If you thought the way the Democrats rammed through Obamacare out in the open was bad, wait until you hear what was going on behind closed doors. The worst part is the utter hypocrisy of President Obama. The Washington Examiner pointed out this ad he ran in 2008 promising to change the way things are done in Washington, DC. Specifically, it slammed Republicans for working with big PhRMA when the Medicare prescription drug program passed. He said “I don’t want to learn how to play the game better, I want to put an end to the game-playing.”
So, how did the people in the Obama White House deal with Big PhRMA during Obamacare negotiations? Why, they used threats and backroom deals, of course. We wouldn’t know any of this if not for some emails obtained by a congressional committee. “The most transparent administration ever” planned to keep this quiet.
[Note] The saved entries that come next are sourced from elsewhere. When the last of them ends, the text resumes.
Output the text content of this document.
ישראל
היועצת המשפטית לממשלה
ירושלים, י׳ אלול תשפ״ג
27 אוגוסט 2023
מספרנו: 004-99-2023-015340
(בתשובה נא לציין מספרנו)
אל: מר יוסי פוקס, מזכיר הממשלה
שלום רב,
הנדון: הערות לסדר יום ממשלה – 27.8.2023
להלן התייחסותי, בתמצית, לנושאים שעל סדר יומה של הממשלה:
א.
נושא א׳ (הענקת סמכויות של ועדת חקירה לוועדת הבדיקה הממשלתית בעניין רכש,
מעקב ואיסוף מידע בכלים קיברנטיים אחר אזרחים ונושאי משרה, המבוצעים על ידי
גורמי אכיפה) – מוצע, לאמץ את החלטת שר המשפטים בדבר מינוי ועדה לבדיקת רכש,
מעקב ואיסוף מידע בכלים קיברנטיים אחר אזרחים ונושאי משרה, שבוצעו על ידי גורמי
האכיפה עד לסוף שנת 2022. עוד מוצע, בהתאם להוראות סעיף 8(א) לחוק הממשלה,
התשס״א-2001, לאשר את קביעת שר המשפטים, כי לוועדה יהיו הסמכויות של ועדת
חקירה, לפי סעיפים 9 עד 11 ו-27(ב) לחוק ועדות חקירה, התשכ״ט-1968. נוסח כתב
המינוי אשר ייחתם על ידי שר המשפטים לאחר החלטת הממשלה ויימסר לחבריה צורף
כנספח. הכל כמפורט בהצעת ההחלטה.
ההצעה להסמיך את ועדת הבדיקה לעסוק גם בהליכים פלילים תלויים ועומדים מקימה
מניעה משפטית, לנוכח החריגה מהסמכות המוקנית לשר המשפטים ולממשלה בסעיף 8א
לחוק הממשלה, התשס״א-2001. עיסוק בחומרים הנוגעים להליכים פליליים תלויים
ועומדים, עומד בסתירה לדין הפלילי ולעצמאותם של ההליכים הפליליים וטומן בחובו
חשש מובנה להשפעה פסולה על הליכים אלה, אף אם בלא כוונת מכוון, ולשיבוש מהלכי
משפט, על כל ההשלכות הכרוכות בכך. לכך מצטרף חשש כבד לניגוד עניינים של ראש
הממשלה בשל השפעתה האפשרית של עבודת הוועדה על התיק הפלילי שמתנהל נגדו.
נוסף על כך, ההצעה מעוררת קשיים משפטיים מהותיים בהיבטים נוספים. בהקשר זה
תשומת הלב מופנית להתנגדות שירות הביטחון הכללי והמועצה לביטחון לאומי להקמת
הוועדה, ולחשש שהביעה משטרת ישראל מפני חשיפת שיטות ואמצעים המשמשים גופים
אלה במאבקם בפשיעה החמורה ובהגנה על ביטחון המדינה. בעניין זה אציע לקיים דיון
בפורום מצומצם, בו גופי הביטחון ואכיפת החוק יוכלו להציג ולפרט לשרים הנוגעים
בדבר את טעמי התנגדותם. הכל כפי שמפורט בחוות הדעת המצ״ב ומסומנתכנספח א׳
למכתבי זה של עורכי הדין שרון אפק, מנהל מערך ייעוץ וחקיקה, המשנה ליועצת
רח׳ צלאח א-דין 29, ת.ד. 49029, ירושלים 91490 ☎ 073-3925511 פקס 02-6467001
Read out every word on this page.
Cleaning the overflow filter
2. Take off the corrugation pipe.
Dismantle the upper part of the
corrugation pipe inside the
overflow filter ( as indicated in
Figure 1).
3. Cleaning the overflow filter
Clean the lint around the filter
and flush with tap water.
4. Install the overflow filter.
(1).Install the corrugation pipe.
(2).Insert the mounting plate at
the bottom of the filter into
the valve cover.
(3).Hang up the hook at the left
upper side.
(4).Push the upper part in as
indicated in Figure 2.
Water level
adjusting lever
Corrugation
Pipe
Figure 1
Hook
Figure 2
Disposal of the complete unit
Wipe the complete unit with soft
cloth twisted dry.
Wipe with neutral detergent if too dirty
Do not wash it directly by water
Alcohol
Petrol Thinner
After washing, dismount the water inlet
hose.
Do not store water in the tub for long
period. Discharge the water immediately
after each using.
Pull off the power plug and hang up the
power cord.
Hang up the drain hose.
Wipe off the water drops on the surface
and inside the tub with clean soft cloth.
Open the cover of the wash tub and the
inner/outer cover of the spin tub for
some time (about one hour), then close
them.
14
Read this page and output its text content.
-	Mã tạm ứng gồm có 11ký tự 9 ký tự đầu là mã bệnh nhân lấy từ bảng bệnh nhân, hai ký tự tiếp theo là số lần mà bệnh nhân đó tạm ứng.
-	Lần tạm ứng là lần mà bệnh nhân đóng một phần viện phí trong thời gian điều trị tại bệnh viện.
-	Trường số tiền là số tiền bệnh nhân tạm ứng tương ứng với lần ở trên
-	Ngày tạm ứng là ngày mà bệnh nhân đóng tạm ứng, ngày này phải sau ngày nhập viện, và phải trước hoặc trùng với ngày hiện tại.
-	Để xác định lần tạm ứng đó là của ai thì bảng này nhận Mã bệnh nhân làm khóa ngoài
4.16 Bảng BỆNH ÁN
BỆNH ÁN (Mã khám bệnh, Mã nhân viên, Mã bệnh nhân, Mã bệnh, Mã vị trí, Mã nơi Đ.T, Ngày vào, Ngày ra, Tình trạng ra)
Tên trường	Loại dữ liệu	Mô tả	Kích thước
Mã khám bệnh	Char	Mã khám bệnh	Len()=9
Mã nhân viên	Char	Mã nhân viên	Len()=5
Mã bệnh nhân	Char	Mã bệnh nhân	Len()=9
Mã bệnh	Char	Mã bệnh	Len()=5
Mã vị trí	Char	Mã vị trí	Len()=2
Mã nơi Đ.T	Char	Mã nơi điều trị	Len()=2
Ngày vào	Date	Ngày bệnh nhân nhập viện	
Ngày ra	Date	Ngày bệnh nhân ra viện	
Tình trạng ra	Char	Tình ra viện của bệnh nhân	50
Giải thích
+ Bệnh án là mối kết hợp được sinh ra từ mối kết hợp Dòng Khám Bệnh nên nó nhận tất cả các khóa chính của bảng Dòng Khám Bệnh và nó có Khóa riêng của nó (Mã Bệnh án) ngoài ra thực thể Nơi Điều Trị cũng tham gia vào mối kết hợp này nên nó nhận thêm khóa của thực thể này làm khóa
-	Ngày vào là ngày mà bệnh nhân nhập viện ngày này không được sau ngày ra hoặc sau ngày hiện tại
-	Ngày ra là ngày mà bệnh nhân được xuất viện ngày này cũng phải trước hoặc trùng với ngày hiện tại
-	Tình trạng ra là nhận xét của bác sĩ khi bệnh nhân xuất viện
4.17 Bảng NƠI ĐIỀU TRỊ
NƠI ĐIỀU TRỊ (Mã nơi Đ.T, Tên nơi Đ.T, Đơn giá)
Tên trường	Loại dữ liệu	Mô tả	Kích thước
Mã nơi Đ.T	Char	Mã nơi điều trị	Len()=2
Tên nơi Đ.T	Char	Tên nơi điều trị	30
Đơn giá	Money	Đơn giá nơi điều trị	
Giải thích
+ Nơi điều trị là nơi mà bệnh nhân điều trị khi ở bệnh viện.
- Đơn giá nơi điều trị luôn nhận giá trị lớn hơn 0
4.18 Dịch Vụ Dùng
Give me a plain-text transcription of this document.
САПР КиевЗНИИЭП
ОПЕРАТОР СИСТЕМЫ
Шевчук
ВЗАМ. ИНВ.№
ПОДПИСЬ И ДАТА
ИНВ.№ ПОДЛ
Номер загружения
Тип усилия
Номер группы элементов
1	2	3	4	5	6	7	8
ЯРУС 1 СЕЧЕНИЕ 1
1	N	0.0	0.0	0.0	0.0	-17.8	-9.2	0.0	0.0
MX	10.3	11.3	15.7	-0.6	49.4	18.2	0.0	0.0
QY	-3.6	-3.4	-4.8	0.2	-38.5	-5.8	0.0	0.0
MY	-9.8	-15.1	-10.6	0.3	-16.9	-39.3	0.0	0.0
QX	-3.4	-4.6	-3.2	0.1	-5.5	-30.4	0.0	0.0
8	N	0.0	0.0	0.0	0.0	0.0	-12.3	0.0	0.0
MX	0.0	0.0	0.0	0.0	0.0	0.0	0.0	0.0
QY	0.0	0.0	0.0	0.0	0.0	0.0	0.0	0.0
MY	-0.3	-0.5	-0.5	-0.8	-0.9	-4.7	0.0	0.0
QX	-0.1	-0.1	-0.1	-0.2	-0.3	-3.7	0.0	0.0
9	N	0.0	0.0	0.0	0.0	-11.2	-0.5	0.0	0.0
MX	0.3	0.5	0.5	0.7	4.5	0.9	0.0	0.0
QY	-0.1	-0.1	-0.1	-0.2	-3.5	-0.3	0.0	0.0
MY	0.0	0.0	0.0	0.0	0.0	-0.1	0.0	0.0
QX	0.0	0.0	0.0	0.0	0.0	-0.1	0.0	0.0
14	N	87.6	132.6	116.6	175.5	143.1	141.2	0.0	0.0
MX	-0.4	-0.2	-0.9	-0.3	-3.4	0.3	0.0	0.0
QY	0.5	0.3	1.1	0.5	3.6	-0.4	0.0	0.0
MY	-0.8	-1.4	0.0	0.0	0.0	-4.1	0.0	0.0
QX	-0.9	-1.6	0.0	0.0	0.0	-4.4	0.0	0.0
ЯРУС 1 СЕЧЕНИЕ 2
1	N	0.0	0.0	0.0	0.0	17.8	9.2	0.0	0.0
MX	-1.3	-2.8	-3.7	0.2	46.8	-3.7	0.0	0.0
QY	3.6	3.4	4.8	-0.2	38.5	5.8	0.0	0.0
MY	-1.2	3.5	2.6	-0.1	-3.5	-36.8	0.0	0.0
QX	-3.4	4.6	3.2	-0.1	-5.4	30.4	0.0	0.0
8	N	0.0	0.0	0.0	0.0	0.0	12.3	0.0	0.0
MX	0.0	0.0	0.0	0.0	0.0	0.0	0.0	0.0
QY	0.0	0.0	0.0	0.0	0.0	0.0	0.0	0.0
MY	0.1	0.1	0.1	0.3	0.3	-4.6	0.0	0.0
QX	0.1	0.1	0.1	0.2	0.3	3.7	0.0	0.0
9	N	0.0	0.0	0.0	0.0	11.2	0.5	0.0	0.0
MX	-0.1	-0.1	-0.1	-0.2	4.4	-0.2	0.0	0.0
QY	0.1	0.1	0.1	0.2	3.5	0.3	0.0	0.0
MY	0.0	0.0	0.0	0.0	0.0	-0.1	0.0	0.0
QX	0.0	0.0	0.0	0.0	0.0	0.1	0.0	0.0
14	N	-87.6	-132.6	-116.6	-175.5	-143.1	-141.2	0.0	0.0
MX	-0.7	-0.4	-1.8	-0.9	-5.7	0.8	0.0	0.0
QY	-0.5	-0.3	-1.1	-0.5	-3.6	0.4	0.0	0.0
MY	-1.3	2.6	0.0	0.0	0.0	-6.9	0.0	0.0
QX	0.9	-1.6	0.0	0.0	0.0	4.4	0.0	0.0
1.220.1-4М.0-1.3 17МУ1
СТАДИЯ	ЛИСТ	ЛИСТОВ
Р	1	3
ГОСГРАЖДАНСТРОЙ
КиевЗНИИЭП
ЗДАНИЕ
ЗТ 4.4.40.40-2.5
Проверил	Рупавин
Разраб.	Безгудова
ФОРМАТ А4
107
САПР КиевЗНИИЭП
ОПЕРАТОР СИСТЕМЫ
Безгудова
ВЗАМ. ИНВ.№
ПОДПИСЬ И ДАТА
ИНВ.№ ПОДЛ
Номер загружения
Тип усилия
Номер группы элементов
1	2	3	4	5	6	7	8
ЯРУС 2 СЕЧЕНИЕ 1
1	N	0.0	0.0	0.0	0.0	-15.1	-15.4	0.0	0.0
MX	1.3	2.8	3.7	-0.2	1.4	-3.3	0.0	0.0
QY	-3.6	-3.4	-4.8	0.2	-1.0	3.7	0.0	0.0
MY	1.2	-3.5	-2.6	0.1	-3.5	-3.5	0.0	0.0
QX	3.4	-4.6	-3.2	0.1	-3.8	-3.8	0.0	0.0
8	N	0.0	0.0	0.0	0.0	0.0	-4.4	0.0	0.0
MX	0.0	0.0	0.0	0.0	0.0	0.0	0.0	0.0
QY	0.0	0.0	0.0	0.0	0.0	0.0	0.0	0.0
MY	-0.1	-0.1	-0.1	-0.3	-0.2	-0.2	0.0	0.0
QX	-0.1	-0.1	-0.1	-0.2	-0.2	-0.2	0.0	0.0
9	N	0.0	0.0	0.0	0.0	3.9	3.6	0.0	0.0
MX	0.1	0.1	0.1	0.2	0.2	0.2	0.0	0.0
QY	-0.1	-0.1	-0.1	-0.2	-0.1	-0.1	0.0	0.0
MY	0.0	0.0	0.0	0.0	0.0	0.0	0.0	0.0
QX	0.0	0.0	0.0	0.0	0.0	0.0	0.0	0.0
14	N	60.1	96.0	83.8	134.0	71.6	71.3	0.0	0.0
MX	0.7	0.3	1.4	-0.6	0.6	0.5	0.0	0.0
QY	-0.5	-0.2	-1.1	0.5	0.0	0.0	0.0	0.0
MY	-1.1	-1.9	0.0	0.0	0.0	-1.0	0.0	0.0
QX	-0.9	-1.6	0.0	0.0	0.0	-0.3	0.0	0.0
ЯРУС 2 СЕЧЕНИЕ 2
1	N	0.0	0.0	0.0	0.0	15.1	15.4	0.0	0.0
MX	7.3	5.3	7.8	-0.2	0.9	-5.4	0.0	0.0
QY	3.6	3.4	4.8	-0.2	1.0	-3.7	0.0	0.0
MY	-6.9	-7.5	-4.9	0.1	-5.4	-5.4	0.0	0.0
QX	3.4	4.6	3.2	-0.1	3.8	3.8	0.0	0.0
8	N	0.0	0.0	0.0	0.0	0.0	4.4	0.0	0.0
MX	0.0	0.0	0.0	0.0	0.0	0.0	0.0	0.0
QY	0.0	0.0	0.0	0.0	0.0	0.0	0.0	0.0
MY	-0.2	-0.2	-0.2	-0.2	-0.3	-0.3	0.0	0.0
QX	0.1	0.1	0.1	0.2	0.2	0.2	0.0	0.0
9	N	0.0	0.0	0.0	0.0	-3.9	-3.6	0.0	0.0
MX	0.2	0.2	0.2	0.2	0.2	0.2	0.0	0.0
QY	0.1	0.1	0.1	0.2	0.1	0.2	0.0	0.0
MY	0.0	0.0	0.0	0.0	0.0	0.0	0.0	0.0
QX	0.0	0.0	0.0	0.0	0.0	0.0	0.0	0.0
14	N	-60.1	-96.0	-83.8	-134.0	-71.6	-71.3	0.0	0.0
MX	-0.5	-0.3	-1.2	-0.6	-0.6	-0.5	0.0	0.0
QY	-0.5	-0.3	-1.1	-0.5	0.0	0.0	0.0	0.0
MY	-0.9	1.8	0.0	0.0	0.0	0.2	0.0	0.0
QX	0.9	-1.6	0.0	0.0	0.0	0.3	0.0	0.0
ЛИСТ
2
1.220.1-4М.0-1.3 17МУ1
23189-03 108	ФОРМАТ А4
As part of the final deal, PhRMA agreed to support health care legislation, spend millions on ads promoting it, and concede $80 billion in savings and taxes to help finance the bill. In exchange, PhRMA not only ended up with a law that promised to provide it with millions of new customers, but protected it against policies contemplated by Democrats that would have been harmful to their profits. In addition to preventing drug reimportation, the White House also blocked the government from negotiating lower drug prices in the Medicare prescription drug program — precisely what Obama had faulted Tauzin for doing from his perch in Congress.
That September, top PhRMA lobbyist Bryant Hall reported in an email that he “had a good call w [with] Messina” and wrote: “Confidential: WH is working on some very explicit language on importation to kill it in health care reform. This has to stay quiet.”
Drug reimportation never made it into the final legislation. (Read More)
White House officials didn’t play nice the whole time, either.
The documents show that former White House Chief of Staff Jim Messina and health care reform point woman Nancy-Ann DeParle told drug company representatives in June 2009 that if they didn’t cooperate on the initiative, Mr. Obama would demand a 15 percent rebate on Medicare drugs and push to remove the tax deduction for direct consumer advertising — items that could cost the industry $100 billion over the next decade.
The threats appeared to work, and the parties met the next month to hammer out a final deal. The drug companies agreed to pay higher Medicaid rebates and a new health care reform fee to raise $80 billion for the legislation, and promised to run positive television ads about it.
In exchange, the White House gave them direct input into the new policies and promised to let them continue to set their own drug prices. (Read More)
Hopefully this rotten law will be overturned by the Supreme Court, and Obama will be voted out in November.
Update: I almost forgot, Obama is already working on a Plan B should Obamacare be overturned. I wonder what secret parties are in on the negotiations.